End-to-end WaveRNN?

[echelon]

Pardon the questions, but I'm new to machine learning and am trying to familiarize myself with the field.

Is WaveRNN (here and in the original paper) not an end-to-end text to speech system like Tacotron? It looks like the inputs to synthesize.py are the model and a mel spectrogram. If this were incorporated as part of an end-to-end system, would something convert text into a mel spectrogram to feed into the WaveRNN?

I'm interested in WaveRNN because of its promise as a fast CPU-only vocoder. Is this currently the state of the art for synthesis speed? I want to contribute a Rust implementation that can run cheaply on the server.

[geneing]

@echelon WaveRNN is only a vocoder (same as WaveNet, FFTNet, SampleRNN, etc). It starts with linguistic features (usually Mel spectrograms) and produces sound. Linguistic features may be produced by a different model (e.g. Tacotron-2, Deep Voice 3, etc). One can combine the two stages into a single network and train end-to-end network, but it is much more challenging than training each stage separately. However, fine-tuning an end-to-end network may be doable and may improve speech quality.

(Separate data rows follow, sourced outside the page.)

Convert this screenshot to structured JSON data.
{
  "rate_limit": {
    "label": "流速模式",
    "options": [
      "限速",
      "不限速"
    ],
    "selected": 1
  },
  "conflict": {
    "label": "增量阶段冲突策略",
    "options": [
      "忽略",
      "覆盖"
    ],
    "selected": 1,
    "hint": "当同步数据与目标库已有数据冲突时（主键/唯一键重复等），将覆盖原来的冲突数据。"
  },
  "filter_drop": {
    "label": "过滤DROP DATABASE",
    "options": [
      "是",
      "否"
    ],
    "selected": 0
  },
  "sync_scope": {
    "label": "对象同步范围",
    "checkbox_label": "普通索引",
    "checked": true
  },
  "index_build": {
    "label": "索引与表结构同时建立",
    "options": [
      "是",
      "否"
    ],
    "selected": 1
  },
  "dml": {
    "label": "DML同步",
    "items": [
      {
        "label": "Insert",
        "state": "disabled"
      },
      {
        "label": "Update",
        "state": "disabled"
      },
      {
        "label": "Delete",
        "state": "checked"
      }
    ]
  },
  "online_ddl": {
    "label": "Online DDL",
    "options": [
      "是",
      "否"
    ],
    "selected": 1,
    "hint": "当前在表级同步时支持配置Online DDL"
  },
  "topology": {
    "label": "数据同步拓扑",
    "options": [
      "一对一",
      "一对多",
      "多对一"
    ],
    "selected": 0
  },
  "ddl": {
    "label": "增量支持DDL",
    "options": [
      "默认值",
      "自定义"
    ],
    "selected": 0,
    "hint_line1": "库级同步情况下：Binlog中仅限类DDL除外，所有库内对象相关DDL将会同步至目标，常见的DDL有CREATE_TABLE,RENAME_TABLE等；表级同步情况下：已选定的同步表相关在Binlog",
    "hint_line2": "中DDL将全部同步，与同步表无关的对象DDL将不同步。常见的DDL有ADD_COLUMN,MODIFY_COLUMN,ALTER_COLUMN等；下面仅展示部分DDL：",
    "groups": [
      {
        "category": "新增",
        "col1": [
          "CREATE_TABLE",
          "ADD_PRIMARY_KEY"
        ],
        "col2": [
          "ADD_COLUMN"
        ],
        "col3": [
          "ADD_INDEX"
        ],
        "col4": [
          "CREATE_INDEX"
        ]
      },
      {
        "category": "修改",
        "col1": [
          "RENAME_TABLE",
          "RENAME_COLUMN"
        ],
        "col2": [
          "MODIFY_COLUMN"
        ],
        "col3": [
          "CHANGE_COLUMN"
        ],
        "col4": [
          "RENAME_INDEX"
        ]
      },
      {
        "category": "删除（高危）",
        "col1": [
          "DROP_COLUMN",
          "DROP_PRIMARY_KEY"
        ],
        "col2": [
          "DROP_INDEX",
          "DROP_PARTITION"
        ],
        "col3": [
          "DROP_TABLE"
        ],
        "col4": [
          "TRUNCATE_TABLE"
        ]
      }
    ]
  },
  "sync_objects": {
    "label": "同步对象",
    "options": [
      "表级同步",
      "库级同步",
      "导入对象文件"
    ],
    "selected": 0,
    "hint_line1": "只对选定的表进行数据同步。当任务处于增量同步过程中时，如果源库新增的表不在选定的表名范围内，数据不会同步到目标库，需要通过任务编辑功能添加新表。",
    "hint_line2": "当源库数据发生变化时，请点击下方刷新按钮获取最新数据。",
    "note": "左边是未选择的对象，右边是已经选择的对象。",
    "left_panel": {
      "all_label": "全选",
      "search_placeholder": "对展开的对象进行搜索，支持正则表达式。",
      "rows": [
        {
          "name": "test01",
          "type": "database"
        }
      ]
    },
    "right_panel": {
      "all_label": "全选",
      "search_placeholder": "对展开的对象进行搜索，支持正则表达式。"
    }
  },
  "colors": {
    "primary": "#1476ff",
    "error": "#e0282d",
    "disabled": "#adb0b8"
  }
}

If you are to train an end-to-end network, you wouldn't use synthesize.py, because you need to backpropagate errors from vocoder to linguistic mode during training.

Most of my work is done in this repo WaveRNN-Pytorch. It contains my work on reducing model complexity and my C++ inference implementation that runs in real time on a single CPU core.

I'm also working on combining https://github.com/geneing/Tacotron-2 and https://github.com/geneing/WaveRNN-Pytorch.

TTS and voice generation is one of the harder problems in machine learning, so it may not be the best place to start learning the field.

[echelon]

Thanks so much, @geneing ! This really aids my understanding. I know this is a really difficult domain. I’ve previously implemented a performant concatenative text to speech system that leveraged CMU’s ARPABET and unit selection, but the audio quality was dodgy, which is why I’m exploring the ML approach to speech synthesis.

I’ve been playing with Keith Ito’s implementation of Tacotron 2 and have pulled out the Griffin-Lim component,

def inv_spectrogram_tensorflow(spectrogram):
  S = _db_to_amp_tensorflow(_denormalize_tensorflow(spectrogram) + hparams.ref_level_db)
  return _griffin_lim_tensorflow(tf.pow(S, hparams.power))

Instead of generating audio from text, I short circuit the pipeline and instead write the spectrograms out to image files (by mapping their values into the range [0, 255]). They visibly look like speech spectrograms, so I think I’ve found the correct boundary for the text -> Mel spectrogram piece of the end-to-end synthesis pipeline.

Next I’m going to try to shell out or otherwise call your WavRNN code to transform these spectrograms into audio. Does any processing or normalization have to happen to the spectograms generated by the Tacotron-2 pipeline before WavRNN can handle them? Or will this approach not work out of the box given that these are two separate models that have not been trained together?

If this works, I’m going to port the operations to Rust to run on the CPU.

(I haven’t gotten this far yet, but do you foresee any blockers preventing the text -> linguistic features problem from being ported to run efficiently on a single-threaded CPU? I don’t see Fourier transforms or other expensive operations that are apparent in Griffin-Lim, but I might be underestimating the matrix math going on here.)

Thanks again for your help!

[geneing]

@echelon I recently spent a week trying to match mel spectrograms between https://github.com/geneing/Tacotron-2 and https://github.com/geneing/WaveRNN-Pytorch. There were a few subtle differences between the two: normalization and scaling, offset, fmin, and library used to produce mels. After a week of work I still couldn't match the two.

I ended up using tactron preprocessing to generate training data for both tactron and wavernn training. I then modified wavernn data loader to work with tacotron training data. It turned out to be much simpler and much more robust.

I haven't done benchmarking of tactoron synthesis on cpu. On one hand tactron generates linguistic features at the rate of 80 frames per second vs 16K for vocoder. On the other hand tacotron has ~30M parameters, vs ~0.5M in my reduced vocoder. However, this doesn't say much about the actual speed.